Many decentralized blockchain projects do not appreciate the need for central leadership, and they brush that aside. It is not cool to take orders from others, or it’s not decentralized enough. Let the community decide, say decentralization advocates. But you can’t ignore leadership, because it is needed. Decentralization should not be about rejecting hierarchies and people management. The reality is that you can’t vote on everything, and people need to be managed with accountability in mind first.
Then there is the issue of culture. When decentralized groups are instantly assembled and they meet only sporadically, coalescing around a homogenous culture or agreeing on principles is difficult to achieve. In the context of blockchain operations, each decentralized nodes works for its own economic advantage, like a mercenary. But putting mercenaries together in a room doesn’t automatically yield cohesiveness at the required level of sound group dynamics.

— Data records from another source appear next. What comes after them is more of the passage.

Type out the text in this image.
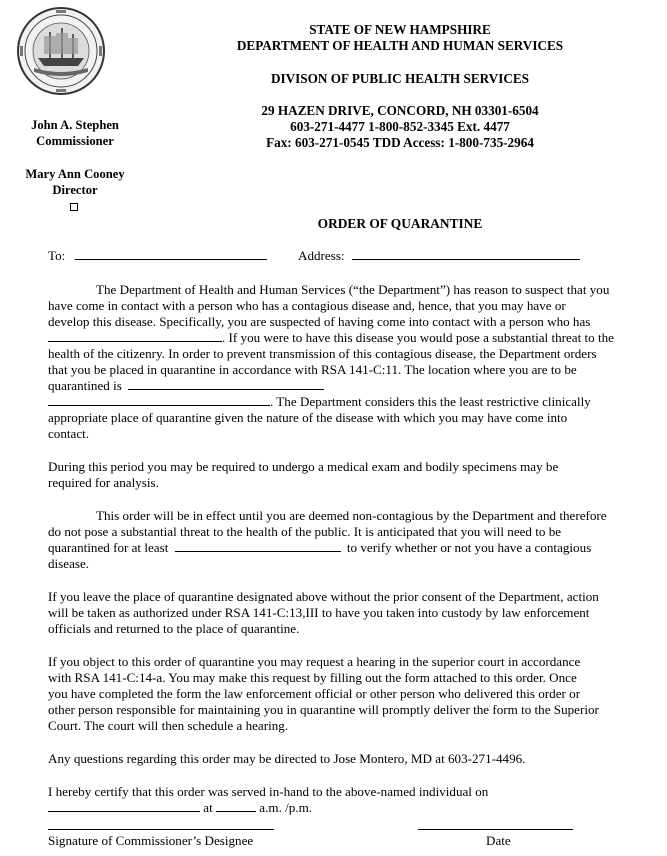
STATE OF NEW HAMPSHIRE
DEPARTMENT OF HEALTH AND HUMAN SERVICES
DIVISON OF PUBLIC HEALTH SERVICES
29 HAZEN DRIVE, CONCORD, NH 03301-6504
603-271-4477 1-800-852-3345 Ext. 4477
Fax: 603-271-0545 TDD Access: 1-800-735-2964
John A. Stephen
Commissioner
Mary Ann Cooney
Director
ORDER OF QUARANTINE
To:	Address:
The Department of Health and Human Services (“the Department”) has reason to suspect that you
have come in contact with a person who has a contagious disease and, hence, that you may have or
develop this disease. Specifically, you are suspected of having come into contact with a person who has
. If you were to have this disease you would pose a substantial threat to the
health of the citizenry. In order to prevent transmission of this contagious disease, the Department orders
that you be placed in quarantine in accordance with RSA 141-C:11. The location where you are to be
quarantined is
. The Department considers this the least restrictive clinically
appropriate place of quarantine given the nature of the disease with which you may have come into
contact.
During this period you may be required to undergo a medical exam and bodily specimens may be
required for analysis.
This order will be in effect until you are deemed non-contagious by the Department and therefore
do not pose a substantial threat to the health of the public. It is anticipated that you will need to be
quarantined for at least	to verify whether or not you have a contagious
disease.
If you leave the place of quarantine designated above without the prior consent of the Department, action
will be taken as authorized under RSA 141-C:13,III to have you taken into custody by law enforcement
officials and returned to the place of quarantine.
If you object to this order of quarantine you may request a hearing in the superior court in accordance
with RSA 141-C:14-a. You may make this request by filling out the form attached to this order. Once
you have completed the form the law enforcement official or other person who delivered this order or
other person responsible for maintaining you in quarantine will promptly deliver the form to the Superior
Court. The court will then schedule a hearing.
Any questions regarding this order may be directed to Jose Montero, MD at 603-271-4496.
I hereby certify that this order was served in-hand to the above-named individual on
at	a.m. /p.m.
Signature of Commissioner’s Designee	Date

We are still in the early generation of DAOs. Almost four years have elapsed since the first DAO malfunctioned, but we haven’t had four years of experience working on iterative models since then. Only recently have we started to tinker again with business-minded DAO and decentralized decision-making across a variety of applied scenarios. It is easy to start a DAO, but much more challenging to devise the right structure to support and operationalize it.
We need to evolve the concept of business-minded DAOs with another level of sophistication among its practitioners. Baking programmable decision-making before enough experience has been gathered or previously acquired in whatever other relevant domain is a sure recipe for disaster.
Decentralization should not be about rejecting hierarchies and people management.
Governance is a very promising application of blockchains, perhaps after the transfer/ownership of money and the emerging field of decentralized finance. But blockchains and new-age governance are not going to reinvent the process of decision-making by throwing away decades of management soundness and best practices experience.
However, we do need more experiments to see if (and how) we can improve upon what we already have. For example, there are promising ideas in innovative voting mechanisms, such as quadratic voting, capital-constrained liberal radicalism (CLR) voting and other related variations that go beyond the blanket “one person-one equal vote” tradition. Quadratic voting is a distribution method that lets voters assign more than one vote across candidates. CLR voting takes into account the total number of votes and their provenance, not just the weight of that vote. So, for example, 500 votes from a weight of one share counts more than a single vote with a weight of a thousand shares.
Technical consensus in blockchains has been well defined and documented, and is backed by many years of research that culminated in Nakamoto putting it all together into bitcoin and its blockchain. But using blockchain consensus methods just for the sake of using them in business is not necessarily a breakthrough itself.
In business, life and technology, good decisions are good because they produce success. But good decisions are only judged in the rearview mirror, well after outcomes fully unravel.
You can’t easily automate decision-making just by configuring logic into a smart contract and trying to mimic and predict all scenarios that need judgment rather than automation. You must ask – what are we trying to fix or invent? And do we have the right people with the relevant domain experience and expertise at the table, beyond just knowing about blockchains?
You must define and organize your processes early on, and not fall into the trap of wanting to decentralize everything too quickly. Not every process needs to be on-chain. When embarking on a DAO experiment, you need to be clear on what is DAOable and what is not.